“At this time, FDA will not be soliciting or reviewing cigarette warning plans, the agency noted.
Due to ongoing litigation, the implementation date for the Food and Drug Administration’s (FDA) final rule entitled “Required Warnings for Cigarette Packages and Advertisements” (“June 2011 Rule”) —which requires larger, more prominent health warnings on all cigarette packaging and advertisements in the U.S. and was scheduled to become effective in September 2012—is uncertain, the FDA noted in a letter last week.
The ongoing case in question is R.J. Reynolds Tobacco Co. v. U.S. Food and Drug Administration, No. 11-1482 (D.D.C.), on appeal, No. 11-5332 (D.C. Cir.).
Anyone who manufactures, packages, or imports cigarettes for sale or distribution within the U.S., and any manufacturer or importer who advertises (or causes to be advertised) cigarettes within the U.S., must continue to comply with the requirements for cigarette health warnings under the Federal Cigarette Labeling and Advertising Act (FCLAA), as in effect before amendment by the Family Smoking Prevention and Tobacco Control Act.
Pending further notice, the Federal Trade Commission (FTC) will continue to have responsibility for the review and approval of cigarette warning plans under the existing FCLAA requirements, and all questions regarding the submission, review, or approval of such plans should be addressed to FTC.
Likewise, at this time, FDA will not be soliciting or reviewing cigarette warning plans.
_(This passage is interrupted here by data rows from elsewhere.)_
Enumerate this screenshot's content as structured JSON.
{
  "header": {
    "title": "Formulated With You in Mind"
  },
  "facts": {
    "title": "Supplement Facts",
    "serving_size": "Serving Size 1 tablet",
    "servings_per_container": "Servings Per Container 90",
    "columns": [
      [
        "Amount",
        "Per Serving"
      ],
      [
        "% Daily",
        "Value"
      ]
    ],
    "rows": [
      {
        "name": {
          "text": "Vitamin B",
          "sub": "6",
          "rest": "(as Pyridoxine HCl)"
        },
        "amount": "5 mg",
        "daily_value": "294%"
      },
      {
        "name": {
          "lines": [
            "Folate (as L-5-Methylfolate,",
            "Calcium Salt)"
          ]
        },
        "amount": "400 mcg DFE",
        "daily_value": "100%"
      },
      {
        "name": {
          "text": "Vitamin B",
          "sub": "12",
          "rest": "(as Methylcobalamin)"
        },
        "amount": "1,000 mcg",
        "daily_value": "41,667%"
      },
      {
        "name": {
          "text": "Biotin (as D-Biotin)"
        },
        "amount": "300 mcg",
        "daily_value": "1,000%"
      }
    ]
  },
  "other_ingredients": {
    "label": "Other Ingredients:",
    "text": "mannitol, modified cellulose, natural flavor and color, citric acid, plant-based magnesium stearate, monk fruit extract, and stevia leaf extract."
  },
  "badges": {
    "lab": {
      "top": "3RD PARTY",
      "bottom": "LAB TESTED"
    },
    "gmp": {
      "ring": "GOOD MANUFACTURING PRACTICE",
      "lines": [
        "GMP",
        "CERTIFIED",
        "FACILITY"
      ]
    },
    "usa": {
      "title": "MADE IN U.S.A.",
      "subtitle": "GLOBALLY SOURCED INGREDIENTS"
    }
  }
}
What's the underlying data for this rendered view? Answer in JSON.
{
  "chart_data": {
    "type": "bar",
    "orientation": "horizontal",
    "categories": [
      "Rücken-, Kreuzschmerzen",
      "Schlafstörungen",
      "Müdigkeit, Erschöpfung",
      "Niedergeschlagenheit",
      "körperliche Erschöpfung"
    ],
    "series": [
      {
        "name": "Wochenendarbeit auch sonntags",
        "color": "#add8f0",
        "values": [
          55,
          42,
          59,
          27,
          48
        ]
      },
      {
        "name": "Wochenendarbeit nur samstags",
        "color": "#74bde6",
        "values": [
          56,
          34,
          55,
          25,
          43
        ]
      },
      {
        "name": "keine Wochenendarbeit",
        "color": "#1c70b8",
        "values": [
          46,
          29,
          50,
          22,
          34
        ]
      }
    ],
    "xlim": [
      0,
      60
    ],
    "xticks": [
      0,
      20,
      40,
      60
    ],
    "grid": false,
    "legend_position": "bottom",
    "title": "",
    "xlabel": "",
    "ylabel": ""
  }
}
In the future, FDA may notify the public that it is requesting and accepting the submission of cigarette warning plans in advance of the effective implementation date for the June 2011 Rule. Companies that manufacture, package, sell, offer to sell, distribute or import for sale or distribution cigarettes within the U.S. should closely follow FDA and FTC for future updates concerning the submission, review, and approval of cigarette warning plans.
In addition, because of uncertainties caused by ongoing litigation, those who manufacture, package, sell, offer to sell, distribute or import for sale or distribution cigarettes within the U.S. will not be expected to comply with Section 903(a)(2) of the Federal Food Drug and Cosmetic Act with respect to cigarette packaging and labels until further notice from FDA. This means that, until such further notice, these entities will not be expected to include the following statements on cigarette labels or packaging:
• the name and place of business of the tobacco product manufacturer, packer, or distributor (903(a)(2)(A));
• an accurate statement of the quantity of the contents in terms of weight, measure, or numerical count (903(a)(2)(B));
• an accurate statement of the percentage of the tobacco used in the product that is domestically grown tobacco and the percentage that is foreign grown tobacco (903(a)(2)(C)); and
• where applicable, the statement: “sale only allowed in the United States” (903(a)(2)(D) and 920(a)(1)).